Puerta de Velázquez, the Museo del Prado, Madrid


Founded as a museum of paintings and sculpture, the Museum also has important collections of more than 5,000 drawings, 2,000 prints, 1,000 coins and medals, and almost 2,000 decorative objects and works of art. Sculpture is represented by more than 700 works and by a smaller number of sculptural fragments. The superb picture gallery consisting of 8,600 paintings is the factor which lends the Museum its world class status. Works by Velazquez, Goya, Botticelli, El Greco, Rubens, and other notable artists are on display in the Museum. The most famous work on display at the Museum is "Las Meninas" by Velazquez.

The Museo del Prado is one of the buildings constructed during the reign of Charles III as part of a grandiose building scheme designed to bestow upon Madrid a monumental urban space. This "prado" (meaning meadow in Spanish) gave its name to the area (Salón del Prado, later Paseo del Prado), and later still to the Museum itself upon nationalisation. Work on the building stopped between the conclusion of Charles III's reign and during the Spanish War of Independence and was only initiated again during reign of Charles III's grandson, Ferdinand VII. The structure was used as headquarters for the cavalry and a gunpowder-store for the Napoleonic troops based in Madrid during the War of Independence. Upon the deposition of Isabel II in 1868, the Museum was nationalised and acquired the new name of Museo del Prado. The building housed the royal collection of arts: it rapidly proved too small. The first enlargement to the Museum took place in 1918. The most recent enlargement was the incorporation of two nearby buildings into the institutional structure of the Museum, the Casón del Buen Retiro in 1971, and the Palacio de Villahermosa (now the Thyssen Bornemisza Museum) in 1985.

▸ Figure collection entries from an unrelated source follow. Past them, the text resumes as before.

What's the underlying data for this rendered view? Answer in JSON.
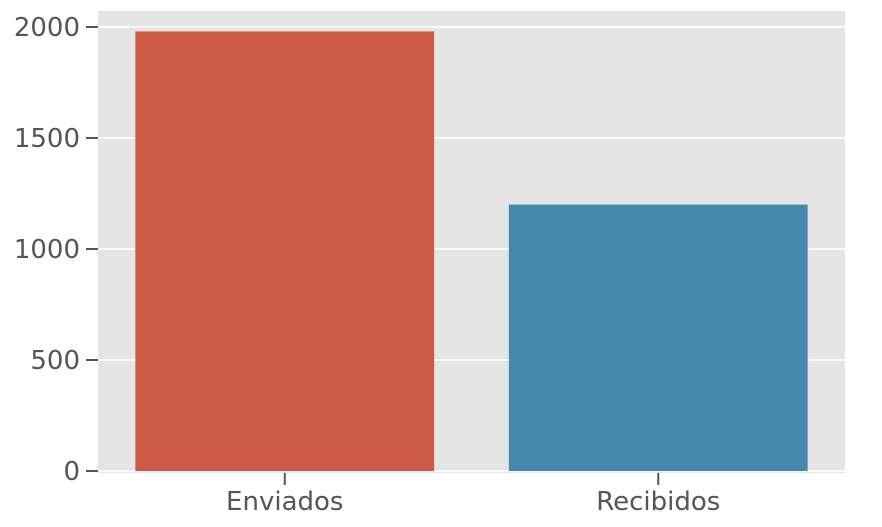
{
  "chart_data": {
    "type": "bar",
    "categories": [
      "Enviados",
      "Recibidos"
    ],
    "values": [
      1980,
      1200
    ],
    "colors": [
      "#cc5a48",
      "#4587ad"
    ],
    "ylim": [
      0,
      2000
    ],
    "yticks": [
      0,
      500,
      1000,
      1500,
      2000
    ],
    "ytick_labels": [
      "0",
      "500",
      "1000",
      "1500",
      "2000"
    ],
    "grid": true,
    "grid_axis": "y",
    "background": "#e5e5e5",
    "legend": "none"
  }
}
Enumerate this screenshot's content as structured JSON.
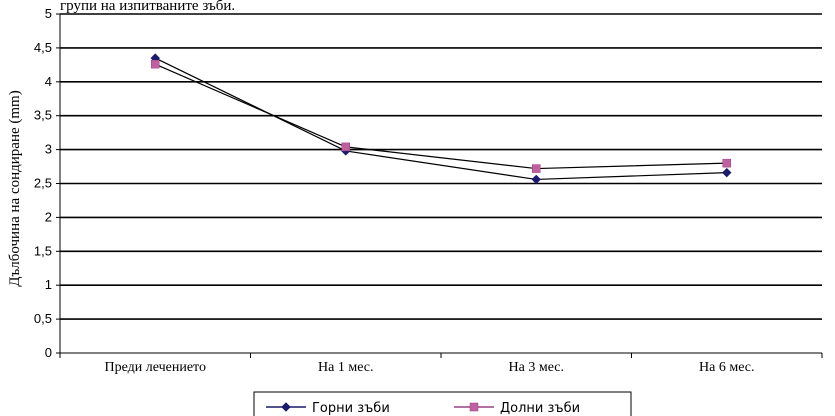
{
  "top_text": "групи на изпитваните зъби.",
  "chart_data": {
    "type": "line",
    "title": "",
    "xlabel": "",
    "ylabel": "Дълбочина на сондиране (mm)",
    "categories": [
      "Преди лечението",
      "На 1 мес.",
      "На 3 мес.",
      "На 6 мес."
    ],
    "ylim": [
      0,
      5
    ],
    "yticks": [
      "0",
      "0,5",
      "1",
      "1,5",
      "2",
      "2,5",
      "3",
      "3,5",
      "4",
      "4,5",
      "5"
    ],
    "grid": true,
    "legend_position": "bottom",
    "series": [
      {
        "name": "Горни зъби",
        "values": [
          4.35,
          2.98,
          2.56,
          2.66
        ],
        "color": "#1a1a6e",
        "marker": "diamond"
      },
      {
        "name": "Долни зъби",
        "values": [
          4.26,
          3.04,
          2.72,
          2.8
        ],
        "color": "#c060a0",
        "marker": "square"
      }
    ]
  }
}
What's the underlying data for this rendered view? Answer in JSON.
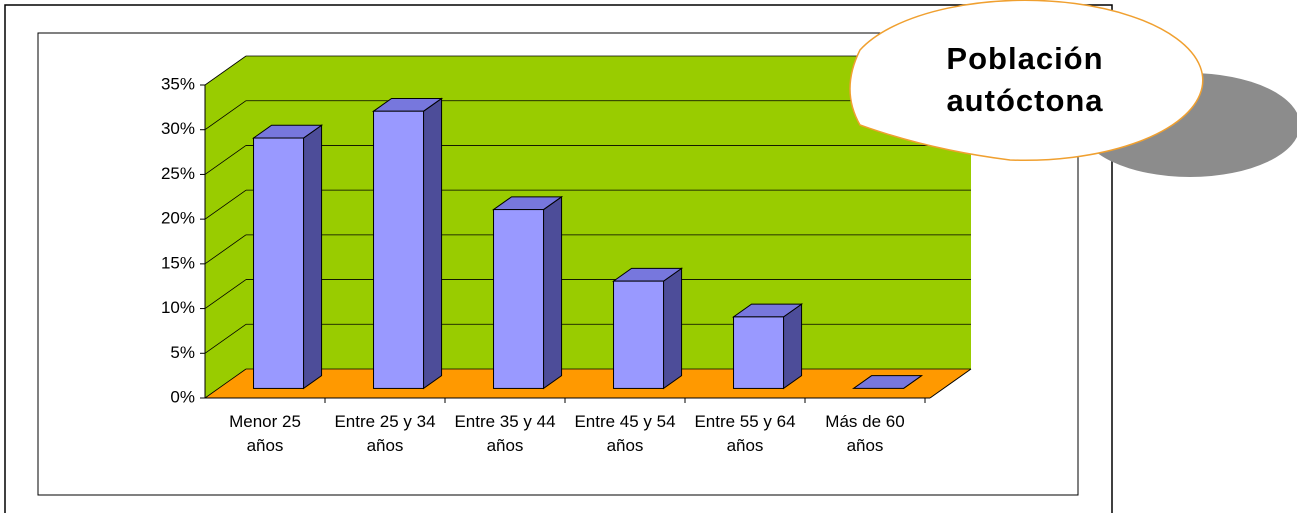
{
  "chart_data": {
    "type": "bar3d",
    "title": "Población autóctona",
    "categories": [
      "Menor 25 años",
      "Entre 25 y 34 años",
      "Entre 35 y 44 años",
      "Entre 45 y 54 años",
      "Entre 55 y 64 años",
      "Más de 60 años"
    ],
    "values": [
      28,
      31,
      20,
      12,
      8,
      0
    ],
    "color": "#9999ff",
    "wall_color": "#99cc00",
    "floor_color": "#ff9900",
    "ylim": [
      0,
      35
    ],
    "yticks": [
      {
        "value": 0,
        "label": "0%"
      },
      {
        "value": 5,
        "label": "5%"
      },
      {
        "value": 10,
        "label": "10%"
      },
      {
        "value": 15,
        "label": "15%"
      },
      {
        "value": 20,
        "label": "20%"
      },
      {
        "value": 25,
        "label": "25%"
      },
      {
        "value": 30,
        "label": "30%"
      },
      {
        "value": 35,
        "label": "35%"
      }
    ],
    "grid": true
  }
}
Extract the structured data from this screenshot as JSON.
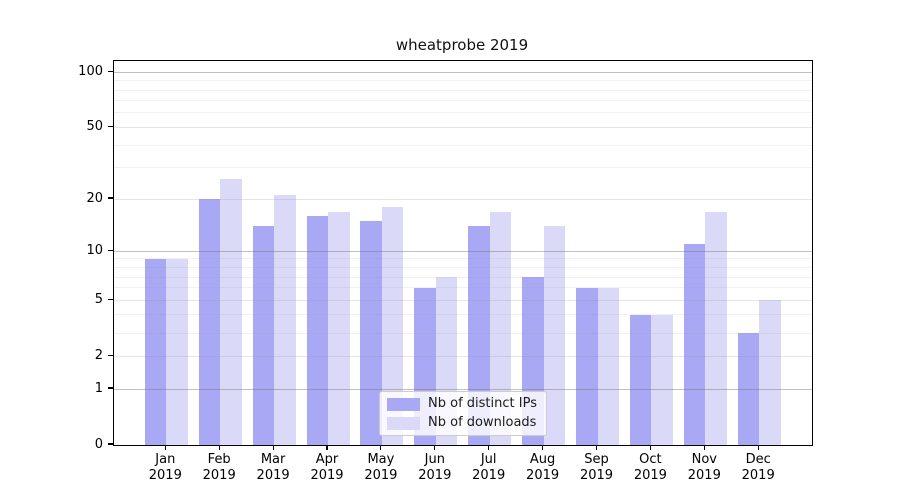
{
  "title": "wheatprobe 2019",
  "chart_data": {
    "type": "bar",
    "title": "wheatprobe 2019",
    "categories": [
      "Jan 2019",
      "Feb 2019",
      "Mar 2019",
      "Apr 2019",
      "May 2019",
      "Jun 2019",
      "Jul 2019",
      "Aug 2019",
      "Sep 2019",
      "Oct 2019",
      "Nov 2019",
      "Dec 2019"
    ],
    "series": [
      {
        "name": "Nb of distinct IPs",
        "color": "#a8a8f5",
        "values": [
          9,
          20,
          14,
          16,
          15,
          6,
          14,
          7,
          6,
          4,
          11,
          3
        ]
      },
      {
        "name": "Nb of downloads",
        "color": "#dadaf8",
        "values": [
          9,
          26,
          21,
          17,
          18,
          7,
          17,
          14,
          6,
          4,
          17,
          5
        ]
      }
    ],
    "xlabel": "",
    "ylabel": "",
    "yscale": "log1p",
    "ylim": [
      0,
      115
    ],
    "yticks": [
      0,
      1,
      2,
      5,
      10,
      20,
      50,
      100
    ],
    "major_gridlines": [
      1,
      10,
      100
    ],
    "mid_gridlines": [
      2,
      5,
      20,
      50
    ],
    "minor_gridlines": [
      3,
      4,
      6,
      7,
      8,
      9,
      30,
      40,
      60,
      70,
      80,
      90
    ],
    "grid": "on",
    "legend_position": "lower center"
  }
}
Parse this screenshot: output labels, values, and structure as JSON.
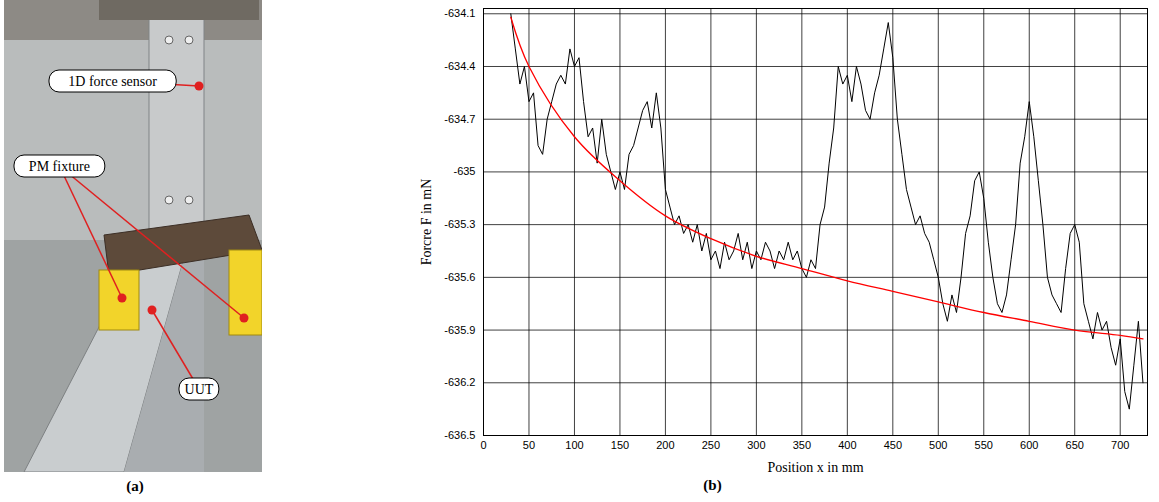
{
  "photo": {
    "labels": [
      "1D force sensor",
      "PM fixture",
      "UUT"
    ],
    "caption": "(a)"
  },
  "chart_data": {
    "type": "line",
    "caption": "(b)",
    "x_label": "Position x in mm",
    "y_label": "Forcre F in mN",
    "xlim": [
      0,
      730
    ],
    "xticks": [
      0,
      50,
      100,
      150,
      200,
      250,
      300,
      350,
      400,
      450,
      500,
      550,
      600,
      650,
      700
    ],
    "ylim": [
      -636.5,
      -634.07
    ],
    "yticks": [
      -634.1,
      -634.4,
      -634.7,
      -635,
      -635.3,
      -635.6,
      -635.9,
      -636.2,
      -636.5
    ],
    "grid": true,
    "series": [
      {
        "color": "#000000",
        "x": [
          30,
          35,
          40,
          45,
          50,
          55,
          60,
          65,
          70,
          75,
          80,
          85,
          90,
          95,
          100,
          105,
          110,
          115,
          120,
          125,
          130,
          135,
          140,
          145,
          150,
          155,
          160,
          165,
          170,
          175,
          180,
          185,
          190,
          195,
          200,
          205,
          210,
          215,
          220,
          225,
          230,
          235,
          240,
          245,
          250,
          255,
          260,
          265,
          270,
          275,
          280,
          285,
          290,
          295,
          300,
          305,
          310,
          315,
          320,
          325,
          330,
          335,
          340,
          345,
          350,
          355,
          360,
          365,
          370,
          375,
          380,
          385,
          390,
          395,
          400,
          405,
          410,
          415,
          420,
          425,
          430,
          435,
          440,
          445,
          450,
          455,
          460,
          465,
          470,
          475,
          480,
          485,
          490,
          495,
          500,
          505,
          510,
          515,
          520,
          525,
          530,
          535,
          540,
          545,
          550,
          555,
          560,
          565,
          570,
          575,
          580,
          585,
          590,
          595,
          600,
          605,
          610,
          615,
          620,
          625,
          630,
          635,
          640,
          645,
          650,
          655,
          660,
          665,
          670,
          675,
          680,
          685,
          690,
          695,
          700,
          705,
          710,
          715,
          720,
          725
        ],
        "values": [
          -634.1,
          -634.3,
          -634.5,
          -634.4,
          -634.6,
          -634.55,
          -634.85,
          -634.9,
          -634.7,
          -634.6,
          -634.5,
          -634.45,
          -634.5,
          -634.3,
          -634.4,
          -634.35,
          -634.6,
          -634.8,
          -634.75,
          -634.95,
          -634.7,
          -634.9,
          -635.0,
          -635.1,
          -635.0,
          -635.1,
          -634.9,
          -634.85,
          -634.75,
          -634.65,
          -634.6,
          -634.75,
          -634.55,
          -634.75,
          -635.1,
          -635.2,
          -635.3,
          -635.25,
          -635.35,
          -635.3,
          -635.4,
          -635.3,
          -635.45,
          -635.35,
          -635.5,
          -635.45,
          -635.55,
          -635.4,
          -635.5,
          -635.45,
          -635.35,
          -635.5,
          -635.4,
          -635.55,
          -635.45,
          -635.5,
          -635.4,
          -635.45,
          -635.55,
          -635.45,
          -635.5,
          -635.4,
          -635.5,
          -635.45,
          -635.55,
          -635.6,
          -635.5,
          -635.55,
          -635.3,
          -635.2,
          -634.95,
          -634.75,
          -634.4,
          -634.5,
          -634.45,
          -634.6,
          -634.4,
          -634.5,
          -634.65,
          -634.7,
          -634.55,
          -634.45,
          -634.3,
          -634.15,
          -634.35,
          -634.7,
          -634.9,
          -635.1,
          -635.2,
          -635.3,
          -635.25,
          -635.35,
          -635.4,
          -635.5,
          -635.6,
          -635.75,
          -635.85,
          -635.7,
          -635.8,
          -635.6,
          -635.35,
          -635.25,
          -635.05,
          -635.0,
          -635.15,
          -635.4,
          -635.6,
          -635.75,
          -635.8,
          -635.7,
          -635.5,
          -635.3,
          -634.95,
          -634.8,
          -634.6,
          -634.8,
          -635.05,
          -635.3,
          -635.6,
          -635.7,
          -635.75,
          -635.8,
          -635.55,
          -635.35,
          -635.3,
          -635.4,
          -635.75,
          -635.85,
          -635.95,
          -635.8,
          -635.9,
          -635.85,
          -636.0,
          -636.1,
          -635.95,
          -636.25,
          -636.35,
          -636.1,
          -635.85,
          -636.2
        ]
      },
      {
        "color": "#ff0000",
        "x": [
          30,
          50,
          100,
          150,
          200,
          250,
          300,
          350,
          400,
          450,
          500,
          550,
          600,
          650,
          700,
          725
        ],
        "values": [
          -634.12,
          -634.4,
          -634.8,
          -635.05,
          -635.25,
          -635.38,
          -635.48,
          -635.55,
          -635.62,
          -635.68,
          -635.74,
          -635.8,
          -635.85,
          -635.9,
          -635.93,
          -635.95
        ]
      }
    ]
  }
}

During the Spanish Civil War, upon the recommendation of the League of Nations the Museum staff removed three hundred and fifty-three paintings, one hundred and sixty-eight drawings and the Dauphin's Treasure and sent the art to Valencia, then later to Gerona and finally to Geneva. The art had to be returned across French territory in night trains to the Museum upon the commencement of World War II.

One of the promenade entrances to the Prado is dominated by a bronze statue of Velasquez (see picture above).